So in 2009 I had my first baby. I've had GAD since I was 19, was on Effexor XR for a short time before getting pregnant, was off it during my pregnancy and despite being more worried than average, I had a great pregnancy and delivery. However I had horrible, constant panic attack anxiety directly after having my son. It was over everything and nothing. I also didn't feel bonded to my son.
After about 2 weeks of trying to battle it myself, I went to a psychiatrist and she put me on Paxil. From what I remember, the Paxil helped very much! I think within 2 weeks my anxiety was almost gone, but I sort of remember having side affects I didn't care for and decided to switch to Lexapro since I had been on it before as a teen for a short time and it worked great. So she started me on Lexapro and my anxiety got worse, but something new came up too. I was feeling extremely depressed. I started seeing the world as a horrible place, and how dare I bring a baby into this horrible place. I was having suicidal thoughts against my will! I did not want to die at all, but is have these scary urges like I had to. It was weird and scary, and my psychiatrist told me to just keep taking the 20mg and it will be gone by 8 weeks.
She was right, and by 8 weeks I felt so much better! I became inspired and excited to be a mom. I loved my son and my life. So much as that when he was 1.5 years old I decided to try and wean off it so we could try for another baby. Dr told me to go down to 15mg a day at first. And by the 6th day I was starting to lose motivation, starting to ask what the point in life was. So I went back up to 20mg and dr and I both decided to stay on my medication while pregnant.
I had a great 2nd pregnancy, and GREAT postpartum!

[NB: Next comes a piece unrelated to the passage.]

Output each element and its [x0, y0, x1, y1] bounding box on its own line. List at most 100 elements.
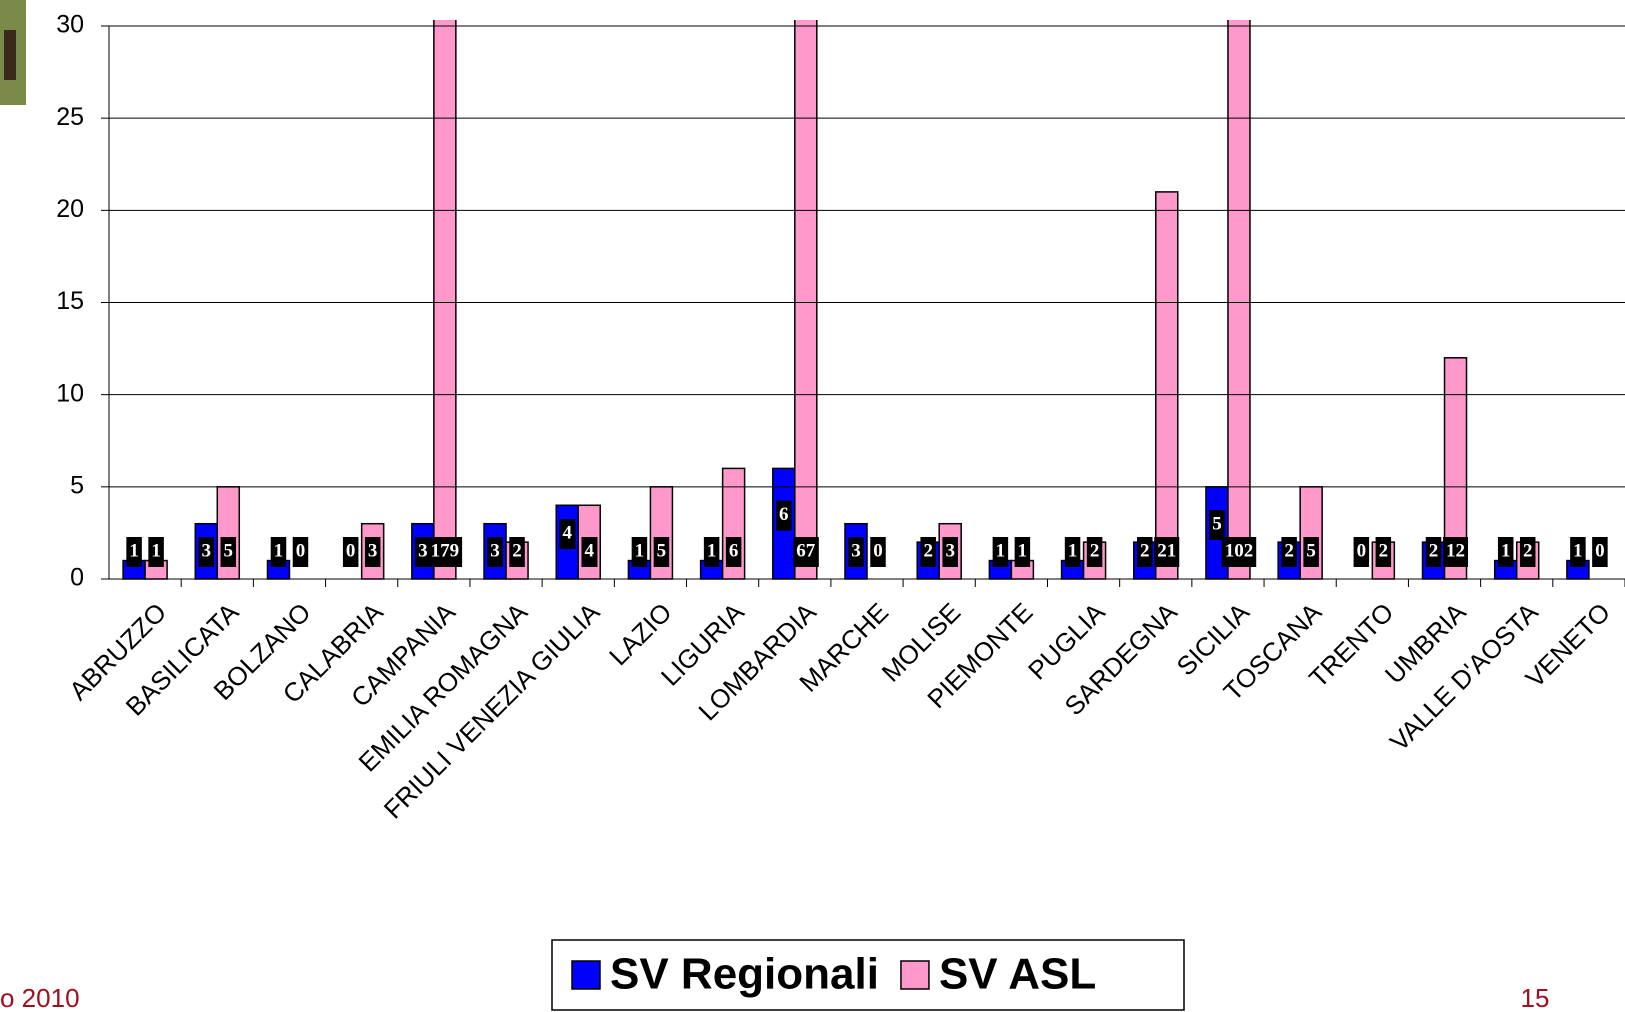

No issues, LOVED my daughter! All the way until she was 13 months and it was time to move cause my husband was getting out of the military. We had to move to a new area because he was going to school, and big changes are my anxiety trigger. So the day we moved, my excitement turned to panic, fear, and wishing we never moved despite the greatness it was bringing us in the future.
Fast forward to after we moved, 4 days in our new area and I had anxiety but I was able to manage it and was still happy. Then switched to Celexa generic to save money because a different dr told me it was the same medication but much cheaper, and since we had no insurance that just seemed the way to go. I switched from 20mg lex to 49mg celexa like I was told, and within 2 weeks I was an emotional, depressed, and anxious freak. The celexa made me feel horrible! So at the 2 week mark I decided to pay the money and go back to my Lexapro.
That was 8 weeks ago. I had horrible start ups getting back on it, but like before each new week brought relief and by 6 weeks I was almost my old self again. Until 7 weeks I could sort of sense a decline. And now 8 weeks, along with added stress from things happening with my family, I'm declining bad. I'm back to being so depressed, not wanting to do anything, no joy in any of my usual interests, in fact almost pain from them.
I need to see a psychiatrist, I know. But it's Thanksgiving week so I don't think I'll be able to see anyone for over a week still. Plus no insurance so just going to have to pay the big bucks, but I have no choice.
Does this sound like lexapro just isn't working for me anymore? Also, if I never felt this depression before getting on it 4 years ago, if I tried getting off would there be a good chance I won't feel it off it? Or is my brain too dependent on it now?